Further complicating the morass, Trump has made no secret that he believes that Washington, D.C., is broken and needs to be fixed. But, it is Republicans that control both houses of Congress.

On the other hand, Clinton insists America is still great and things are going well enough to continue the status quo. But, of course, the status quo includes a Republican-controlled Congress.

Basically, the election has become a topsy-turvy affair even before weaving in issues like Benghazi, the private email server, and the Never Trump movement. Candidly, the parties, as reflections of a set of shared values defining all candidates in the party, have largely fallen into disarray. Meanwhile, the general election approaches. While the parties seem in disarray, the presidential campaigns are starting to signal how they expect to win. Democrats clearly plan to cobble together enough individual demographic groups using micro targeting to win the White House. Micro targeting with single-issue voters worked well enough for President George Bush to win in 2004 and for President Obama to win in 2008 and 2012. The key is to find the one issue for each demographic group that trumps (no pun intended) every other issue for the group.

For example, for most in the LGBT community, same sex marriage in 2012 was more important than any other issue including the economy or national security. As a result, no matter how much they agreed with Gov.
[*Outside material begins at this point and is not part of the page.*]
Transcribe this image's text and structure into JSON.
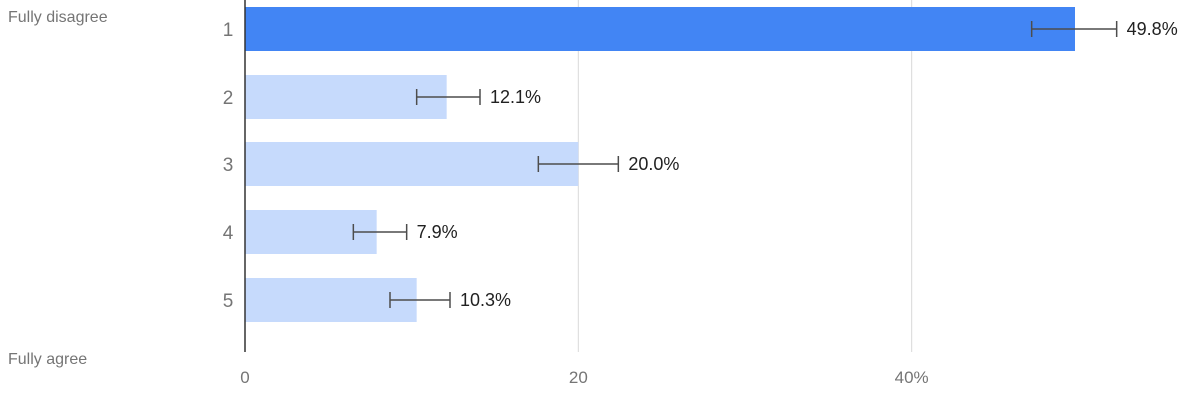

Mitt Romney on the economy, terrorism, or any other issue, they disagreed on the issue that mattered most to them. And so, the group voted for President Obama.
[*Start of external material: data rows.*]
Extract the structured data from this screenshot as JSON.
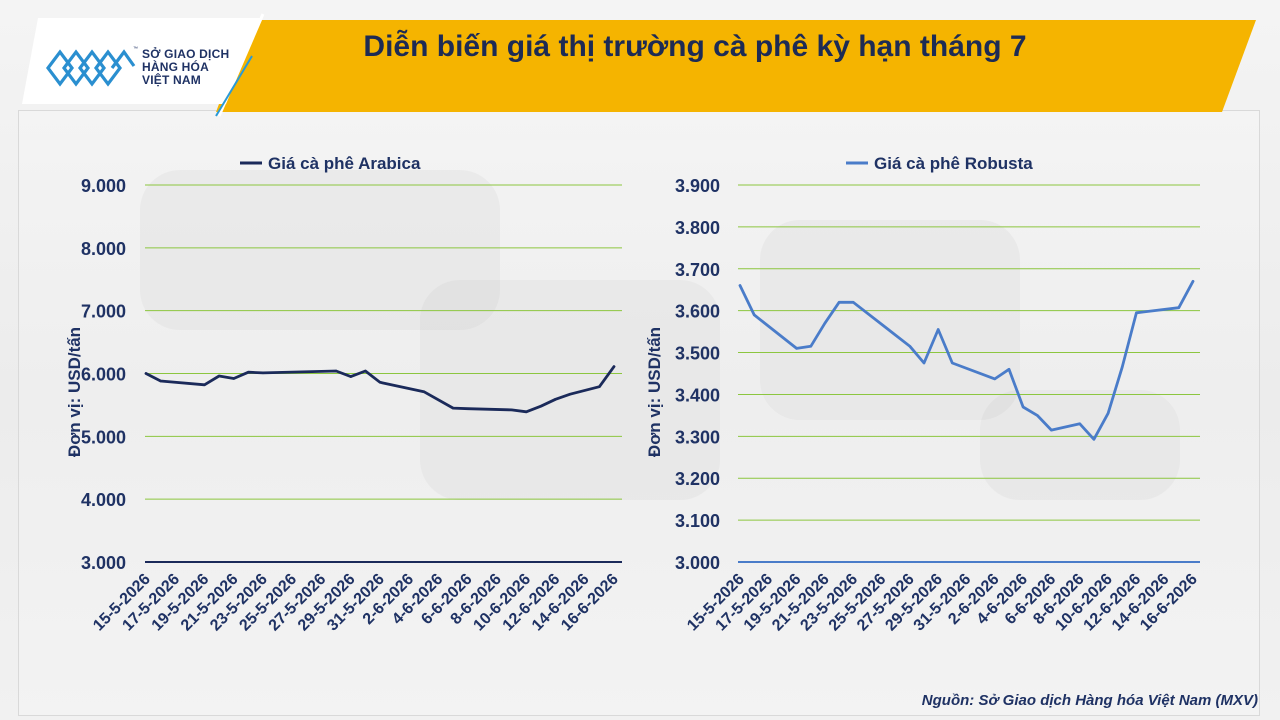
{
  "header": {
    "title": "Diễn biến giá thị trường cà phê kỳ hạn tháng 7",
    "logo_lines": [
      "SỞ GIAO DỊCH",
      "HÀNG HÓA",
      "VIỆT NAM"
    ],
    "logo_tm": "™",
    "banner_color": "#f5b400"
  },
  "footer": {
    "source": "Nguồn: Sở Giao dịch Hàng hóa Việt Nam (MXV)"
  },
  "chart_data": [
    {
      "type": "line",
      "legend": "Giá cà phê Arabica",
      "ylabel": "Đơn vị: USD/tấn",
      "color": "#1b2a5a",
      "ylim": [
        3000,
        9000
      ],
      "yticks": [
        "3.000",
        "4.000",
        "5.000",
        "6.000",
        "7.000",
        "8.000",
        "9.000"
      ],
      "ytick_values": [
        3000,
        4000,
        5000,
        6000,
        7000,
        8000,
        9000
      ],
      "xticks": [
        "15-5-2026",
        "17-5-2026",
        "19-5-2026",
        "21-5-2026",
        "23-5-2026",
        "25-5-2026",
        "27-5-2026",
        "29-5-2026",
        "31-5-2026",
        "2-6-2026",
        "4-6-2026",
        "6-6-2026",
        "8-6-2026",
        "10-6-2026",
        "12-6-2026",
        "14-6-2026",
        "16-6-2026"
      ],
      "x": [
        "15-5-2026",
        "16-5-2026",
        "19-5-2026",
        "20-5-2026",
        "21-5-2026",
        "22-5-2026",
        "23-5-2026",
        "28-5-2026",
        "29-5-2026",
        "30-5-2026",
        "31-5-2026",
        "3-6-2026",
        "5-6-2026",
        "6-6-2026",
        "9-6-2026",
        "10-6-2026",
        "11-6-2026",
        "12-6-2026",
        "13-6-2026",
        "15-6-2026",
        "16-6-2026"
      ],
      "values": [
        6000,
        5880,
        5820,
        5960,
        5920,
        6020,
        6010,
        6040,
        5950,
        6040,
        5860,
        5710,
        5450,
        5440,
        5420,
        5390,
        5480,
        5590,
        5670,
        5790,
        6110
      ],
      "grid": true
    },
    {
      "type": "line",
      "legend": "Giá cà phê Robusta",
      "ylabel": "Đơn vị: USD/tấn",
      "color": "#4a7cc9",
      "ylim": [
        3000,
        3900
      ],
      "yticks": [
        "3.000",
        "3.100",
        "3.200",
        "3.300",
        "3.400",
        "3.500",
        "3.600",
        "3.700",
        "3.800",
        "3.900"
      ],
      "ytick_values": [
        3000,
        3100,
        3200,
        3300,
        3400,
        3500,
        3600,
        3700,
        3800,
        3900
      ],
      "xticks": [
        "15-5-2026",
        "17-5-2026",
        "19-5-2026",
        "21-5-2026",
        "23-5-2026",
        "25-5-2026",
        "27-5-2026",
        "29-5-2026",
        "31-5-2026",
        "2-6-2026",
        "4-6-2026",
        "6-6-2026",
        "8-6-2026",
        "10-6-2026",
        "12-6-2026",
        "14-6-2026",
        "16-6-2026"
      ],
      "x": [
        "15-5-2026",
        "16-5-2026",
        "19-5-2026",
        "20-5-2026",
        "21-5-2026",
        "22-5-2026",
        "23-5-2026",
        "27-5-2026",
        "28-5-2026",
        "29-5-2026",
        "30-5-2026",
        "2-6-2026",
        "3-6-2026",
        "4-6-2026",
        "5-6-2026",
        "6-6-2026",
        "8-6-2026",
        "9-6-2026",
        "10-6-2026",
        "11-6-2026",
        "12-6-2026",
        "15-6-2026",
        "16-6-2026"
      ],
      "values": [
        3660,
        3590,
        3510,
        3515,
        3570,
        3620,
        3620,
        3515,
        3475,
        3555,
        3475,
        3437,
        3460,
        3370,
        3350,
        3315,
        3330,
        3293,
        3355,
        3465,
        3595,
        3607,
        3670
      ],
      "grid": true
    }
  ]
}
Although the Republican National Committee has the same data at its disposal, Trump has so far taken a very different approach. Instead, he has designed a campaign based on broad appeals without regard to any one demographic group.

For Trump followers, messages like building a wall, making America safe again, protecting the Second Amendment, putting people back to work, etc., do not target any one demographic group. If a voter owns a gun and wants to keep the gun, her or his race, gender, ethnicity, religion, or orientation do not matter.

And so, these two very different styles for the fall campaign begin to emerge. In college football, it would be like a meeting of a pure passing team against a pure running team. Trump has and likely will continue to throw the ball down the field. Secretary Clinton will likely continue to pound the ball up the middle, avoiding mistakes and moving the ball on the ground down the field.

The exciting part is that no one has any idea how this election will turn out. So far, nothing has gone as expected and there will undoubtedly be many more surprises to come. The presidential debates alone should make for some amazing entertainment. And that is before the final push when the campaigns and candidates pull out all the stops.

This really could be the year of a historical electoral transformation.